Hugh Lowell Montgomery
Hugh Lowell Montgomery is an American mathematician, working in the fields of analytic number theory and mathematical analysis. He is the namesake of Montgomery's pair correlation conjecture on the zeros of the Riemann zeta function, is known for his development of large sieve methods, and is the author of multiple books on number theory and analysis. He is a professor emeritus at the University of Michigan.
Education and career
Montgomery was born on August 26, 1944, in Muncie, Indiana.He was an undergraduate at the University of Illinois Urbana-Champaign. On graduating in 1966, he became a Marshall scholar at the University of Cambridge in England. There, he became a Fellow of Trinity College, Cambridge in 1969, and completed his Ph.D. in 1972. His dissertation, Topics in Multiplicative Number Theory, was supervised by Harold Davenport.

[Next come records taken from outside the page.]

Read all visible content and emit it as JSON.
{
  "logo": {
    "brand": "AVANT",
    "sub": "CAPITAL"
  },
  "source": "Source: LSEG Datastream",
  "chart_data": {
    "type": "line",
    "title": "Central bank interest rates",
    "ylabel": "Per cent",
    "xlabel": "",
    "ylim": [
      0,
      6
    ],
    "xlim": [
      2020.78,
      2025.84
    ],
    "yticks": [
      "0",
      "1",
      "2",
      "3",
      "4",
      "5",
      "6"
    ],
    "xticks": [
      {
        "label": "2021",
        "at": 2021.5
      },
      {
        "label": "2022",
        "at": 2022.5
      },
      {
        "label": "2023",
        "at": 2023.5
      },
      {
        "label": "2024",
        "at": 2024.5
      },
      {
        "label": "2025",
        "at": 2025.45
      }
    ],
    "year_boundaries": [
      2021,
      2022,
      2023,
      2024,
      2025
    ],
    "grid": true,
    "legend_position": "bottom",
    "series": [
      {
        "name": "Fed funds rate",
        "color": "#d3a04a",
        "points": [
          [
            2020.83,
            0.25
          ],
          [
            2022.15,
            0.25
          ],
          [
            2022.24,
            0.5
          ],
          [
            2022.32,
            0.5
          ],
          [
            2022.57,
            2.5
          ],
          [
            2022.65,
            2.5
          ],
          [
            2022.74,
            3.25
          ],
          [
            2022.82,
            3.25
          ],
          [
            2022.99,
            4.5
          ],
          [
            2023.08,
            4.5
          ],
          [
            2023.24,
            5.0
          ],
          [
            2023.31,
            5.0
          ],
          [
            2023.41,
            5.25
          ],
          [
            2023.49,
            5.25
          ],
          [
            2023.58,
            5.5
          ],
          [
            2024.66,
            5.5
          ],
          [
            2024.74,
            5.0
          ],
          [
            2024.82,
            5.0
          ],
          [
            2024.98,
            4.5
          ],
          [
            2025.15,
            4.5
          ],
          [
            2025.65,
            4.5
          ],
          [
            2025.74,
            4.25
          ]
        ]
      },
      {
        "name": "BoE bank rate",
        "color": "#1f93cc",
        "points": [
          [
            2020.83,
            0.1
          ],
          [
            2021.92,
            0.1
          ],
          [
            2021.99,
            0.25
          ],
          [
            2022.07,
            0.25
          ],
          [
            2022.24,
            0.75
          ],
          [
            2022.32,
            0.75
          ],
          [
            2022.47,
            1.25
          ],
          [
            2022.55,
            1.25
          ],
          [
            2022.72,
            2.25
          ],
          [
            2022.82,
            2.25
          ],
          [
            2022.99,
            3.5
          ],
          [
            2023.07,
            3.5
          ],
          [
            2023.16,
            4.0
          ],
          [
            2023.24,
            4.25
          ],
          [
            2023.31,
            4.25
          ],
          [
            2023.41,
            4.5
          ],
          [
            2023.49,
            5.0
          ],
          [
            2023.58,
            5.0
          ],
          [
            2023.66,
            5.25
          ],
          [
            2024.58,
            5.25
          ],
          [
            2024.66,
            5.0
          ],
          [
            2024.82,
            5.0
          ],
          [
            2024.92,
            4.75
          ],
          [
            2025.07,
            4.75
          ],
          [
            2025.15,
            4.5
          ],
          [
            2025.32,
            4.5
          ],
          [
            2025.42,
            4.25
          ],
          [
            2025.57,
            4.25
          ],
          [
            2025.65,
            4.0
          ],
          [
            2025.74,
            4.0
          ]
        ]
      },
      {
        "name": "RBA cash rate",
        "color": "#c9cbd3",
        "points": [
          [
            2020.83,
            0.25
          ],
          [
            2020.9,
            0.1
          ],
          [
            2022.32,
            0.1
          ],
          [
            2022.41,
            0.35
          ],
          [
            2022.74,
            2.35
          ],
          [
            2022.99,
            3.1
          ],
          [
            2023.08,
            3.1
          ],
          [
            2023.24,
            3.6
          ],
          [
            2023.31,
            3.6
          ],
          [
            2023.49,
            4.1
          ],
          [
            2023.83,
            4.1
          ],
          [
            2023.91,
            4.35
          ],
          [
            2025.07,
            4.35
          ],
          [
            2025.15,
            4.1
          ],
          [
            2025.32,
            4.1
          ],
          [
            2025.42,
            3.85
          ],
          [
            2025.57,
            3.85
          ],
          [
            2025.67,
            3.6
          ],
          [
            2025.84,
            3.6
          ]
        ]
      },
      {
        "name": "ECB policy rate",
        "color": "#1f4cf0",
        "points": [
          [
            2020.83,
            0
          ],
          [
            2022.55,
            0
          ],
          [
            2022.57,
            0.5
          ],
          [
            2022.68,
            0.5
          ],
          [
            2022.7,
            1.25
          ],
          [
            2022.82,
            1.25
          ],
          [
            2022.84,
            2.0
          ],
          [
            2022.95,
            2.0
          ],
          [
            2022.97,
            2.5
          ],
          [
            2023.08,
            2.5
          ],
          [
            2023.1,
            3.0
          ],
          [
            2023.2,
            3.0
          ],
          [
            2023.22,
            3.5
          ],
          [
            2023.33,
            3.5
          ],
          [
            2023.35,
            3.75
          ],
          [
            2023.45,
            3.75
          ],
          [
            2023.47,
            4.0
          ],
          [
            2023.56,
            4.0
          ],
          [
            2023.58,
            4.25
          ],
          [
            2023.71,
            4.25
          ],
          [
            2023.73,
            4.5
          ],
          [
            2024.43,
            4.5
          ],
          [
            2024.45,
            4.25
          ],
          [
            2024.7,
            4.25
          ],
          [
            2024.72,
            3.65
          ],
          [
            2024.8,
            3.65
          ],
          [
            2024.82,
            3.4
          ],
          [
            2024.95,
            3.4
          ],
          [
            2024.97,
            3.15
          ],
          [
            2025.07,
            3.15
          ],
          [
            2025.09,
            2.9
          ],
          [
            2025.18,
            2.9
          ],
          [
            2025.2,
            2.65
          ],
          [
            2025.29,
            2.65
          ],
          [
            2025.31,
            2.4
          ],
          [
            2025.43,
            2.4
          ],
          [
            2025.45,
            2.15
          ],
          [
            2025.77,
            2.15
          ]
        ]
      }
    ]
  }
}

He became an assistant professor of mathematics at the University of Michigan in 1972. He was quickly promoted, to associate professor in 1973 and full professor in 1975. At the University of Michigan, he advised 19 doctoral students, including Sidney Graham in 1977, Brian Conrey in 1980, and Russell Lyons in 1983. He retired as a professor emeritus in 2020.
Recognition
Montgomery was a 1972 recipient of the Adams Prize, and the 1974 recipient of the Salem Prize.In 1974, Montgomery was an invited speaker of the International Congress of Mathematicians in Vancouver. In 2012, he became a fellow of the American Mathematical Society.